Загородная труппа считалась своеобразной театральной изюминкой. Постановки её считались ультрамодностью и фривольностью, доходившей подчас и до непристойности, смотреть их обычно ездили в загородный театр, находившейся на тридцатой версте от столицы, там же был трактир, номера, цыгане и девочки, но на этот раз ввиду необычайного снегопада, сугробов и плохого состояния дорог было сделано исключение, и труппу пригласили во дворец. Либретто и репетиции были прежде просмотрены Цензурным комитетом, произведшим ряд купюр, в результате чего продолжительность спектакля сократилась почти вдвое, а на представление допустили в итоге даже детей. Однако и в таком виде в балете оказался ряд шокирующих мест, заставивших председателя Цензурного комитета обер-прокурора Синода князя Голицына, краснеть, а публику, скрывавшую удовольствие, притворно шикать, косясь на государя, лицо которого на протяжении представления оставалось совершенно невозмутимым. В частности, кордебалет, задирая пачки, бесстыдно показывал розовые с голубыми лентами панталоны, а прима-балерина, танцевавшая Армиду, демонстрировала наряд из золотых лепестков, едва прикрывавших соски и Евино место. Играл оркестр из пятидесяти инструментов, их музыка казалась чересчур темпераментной.
Великий князь Николай Петрович, свежий двадцатипятилетний юноша, кивком головы подозвал к себе капельдинера:
– Милый человек, как зовут приму?
– Истомина , Ваше Высочество, Авдотья…
Николай Павлович поморщился.
– Анна…Истомина,– поправился услужливый капельдинер.
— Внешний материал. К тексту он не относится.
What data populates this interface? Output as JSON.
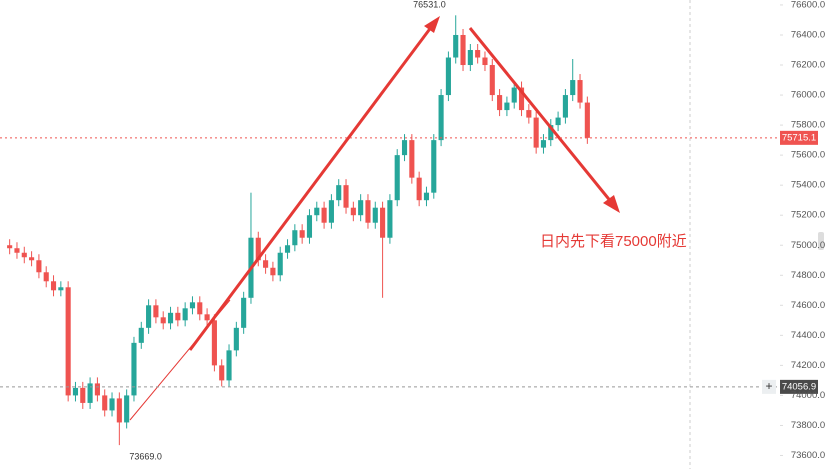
{
  "chart_data": {
    "type": "candlestick",
    "ylim": [
      73510,
      76633
    ],
    "yticks": [
      {
        "value": 73600,
        "label": "73600.0"
      },
      {
        "value": 73800,
        "label": "73800.0"
      },
      {
        "value": 74000,
        "label": "74000.0"
      },
      {
        "value": 74200,
        "label": "74200.0"
      },
      {
        "value": 74400,
        "label": "74400.0"
      },
      {
        "value": 74600,
        "label": "74600.0"
      },
      {
        "value": 74800,
        "label": "74800.0"
      },
      {
        "value": 75000,
        "label": "75000.0"
      },
      {
        "value": 75200,
        "label": "75200.0"
      },
      {
        "value": 75400,
        "label": "75400.0"
      },
      {
        "value": 75600,
        "label": "75600.0"
      },
      {
        "value": 75800,
        "label": "75800.0"
      },
      {
        "value": 76000,
        "label": "76000.0"
      },
      {
        "value": 76200,
        "label": "76200.0"
      },
      {
        "value": 76400,
        "label": "76400.0"
      },
      {
        "value": 76600,
        "label": "76600.0"
      }
    ],
    "up_color": "#26a69a",
    "down_color": "#ef5350",
    "open": [
      75000,
      74980,
      74950,
      74920,
      74900,
      74820,
      74760,
      74700,
      74720,
      74000,
      74050,
      73950,
      74080,
      74000,
      73900,
      73980,
      73820,
      74000,
      74350,
      74450,
      74600,
      74520,
      74480,
      74550,
      74500,
      74580,
      74620,
      74540,
      74500,
      74200,
      74100,
      74300,
      74450,
      74650,
      75050,
      74900,
      74850,
      74800,
      74950,
      75000,
      75100,
      75050,
      75200,
      75250,
      75150,
      75300,
      75400,
      75250,
      75200,
      75300,
      75150,
      75250,
      75050,
      75300,
      75600,
      75700,
      75450,
      75300,
      75350,
      75700,
      76000,
      76250,
      76400,
      76200,
      76300,
      76250,
      76200,
      76000,
      75900,
      75950,
      76050,
      75900,
      75850,
      75650,
      75700,
      75800,
      75850,
      76000,
      76100,
      75950
    ],
    "high": [
      75040,
      75020,
      74990,
      74960,
      74940,
      74860,
      74800,
      74760,
      74760,
      74090,
      74090,
      74120,
      74120,
      74040,
      74020,
      74020,
      74040,
      74390,
      74490,
      74640,
      74640,
      74560,
      74590,
      74590,
      74620,
      74660,
      74660,
      74580,
      74540,
      74240,
      74340,
      74490,
      74690,
      75350,
      75090,
      74940,
      74890,
      74990,
      75040,
      75140,
      75140,
      75240,
      75290,
      75290,
      75340,
      75440,
      75440,
      75290,
      75340,
      75340,
      75290,
      75290,
      75340,
      75640,
      75740,
      75740,
      75490,
      75390,
      75740,
      76040,
      76290,
      76531,
      76440,
      76340,
      76340,
      76290,
      76240,
      76040,
      75990,
      76090,
      76090,
      75940,
      75890,
      75740,
      75840,
      75890,
      76040,
      76240,
      76140,
      75990
    ],
    "low": [
      74940,
      74910,
      74880,
      74860,
      74780,
      74720,
      74660,
      74660,
      73960,
      73960,
      73910,
      73910,
      73960,
      73860,
      73860,
      73669,
      73780,
      73960,
      74310,
      74410,
      74480,
      74440,
      74440,
      74460,
      74460,
      74540,
      74500,
      74460,
      74160,
      74060,
      74060,
      74260,
      74410,
      74610,
      74860,
      74810,
      74760,
      74760,
      74910,
      74960,
      75010,
      75010,
      75160,
      75110,
      75110,
      75260,
      75210,
      75160,
      75160,
      75110,
      75110,
      74650,
      75010,
      75260,
      75560,
      75410,
      75260,
      75260,
      75310,
      75660,
      75960,
      76210,
      76160,
      76160,
      76210,
      76160,
      75960,
      75860,
      75860,
      75910,
      75860,
      75810,
      75610,
      75610,
      75660,
      75760,
      75810,
      75960,
      75910,
      75675
    ],
    "close": [
      74980,
      74950,
      74920,
      74900,
      74820,
      74760,
      74700,
      74720,
      74000,
      74050,
      73950,
      74080,
      74000,
      73900,
      73980,
      73820,
      74000,
      74350,
      74450,
      74600,
      74520,
      74480,
      74550,
      74500,
      74580,
      74620,
      74540,
      74500,
      74200,
      74100,
      74300,
      74450,
      74650,
      75050,
      74900,
      74850,
      74800,
      74950,
      75000,
      75100,
      75050,
      75200,
      75250,
      75150,
      75300,
      75400,
      75250,
      75200,
      75300,
      75150,
      75250,
      75050,
      75300,
      75600,
      75700,
      75450,
      75300,
      75350,
      75700,
      76000,
      76250,
      76400,
      76200,
      76300,
      76250,
      76200,
      76000,
      75900,
      75950,
      76050,
      75900,
      75850,
      75650,
      75700,
      75800,
      75850,
      76000,
      76100,
      75950,
      75715.1
    ],
    "last_price": 75715.1,
    "crosshair_price": 74056.9,
    "high_marker": {
      "value": 76531,
      "label": "76531.0"
    },
    "low_marker": {
      "value": 73669,
      "label": "73669.0"
    },
    "annotation": "日内先下看75000附近"
  }
}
– Хороша! Ах, как хороша! – обратился к Николаю Петровичу Александр. Все-таки, как соблазнителен бывает порок. Верно сказано, путь вниз легче и приятнее пути наверх.
– Так, может быть, и следует идти этим путём? – с улыбкой спросил Николай.
– У добродетели слаще плоды, хоть путь к ней и горше.
– А мерилом, по-прежнему, наслаждение, – продолжал улыбаться Николай. – Ведь не станете же вы, братец, служить добродетели, не испытывая в том удовольствия?..
– Хорош, ах, как хорош! – вздохнула, обмахиваясь тугим испанским веером, Lise. Предметом её вожделения служил слащавый балерун, выделывавший тем временем на сцене весьма экзотические па. – Милочка, вы не отказались бы провести с ним ночку так, чтобы не узнал ваш муж Николай? – обратилась она к сидевшей рядом на стуле с высокой вольтеровской спинкой Александре.
– Ах, что вы говорите, Lise! Как можно? – смутилась Александра. Покосившись на мужа, у не слышал ли, но он не слышал, она вырвала веер у Lise и закрылась им. Lise захохотала.
В то же время к Зимнему дворцу, шлепая ногами в нищенских очунях по ослизлой снеговой жиже, подходил высокий худощавый человек тридцати лет с пробивающейся сединой в бороде, нависшими бровями, орлиным тонким носом, пронзительным взглядом светлых глаз, одетый в чёрную монашескую одежду; в руках странник держал скреплённый верёвкой ивовый крест, на его поясе болталась жестяная банка для подаяний. Троекратно перекрестившись на домовую церковь Зимнего, монах решительно направился к парадному входу. Дорогу ему преградили гвардейцы.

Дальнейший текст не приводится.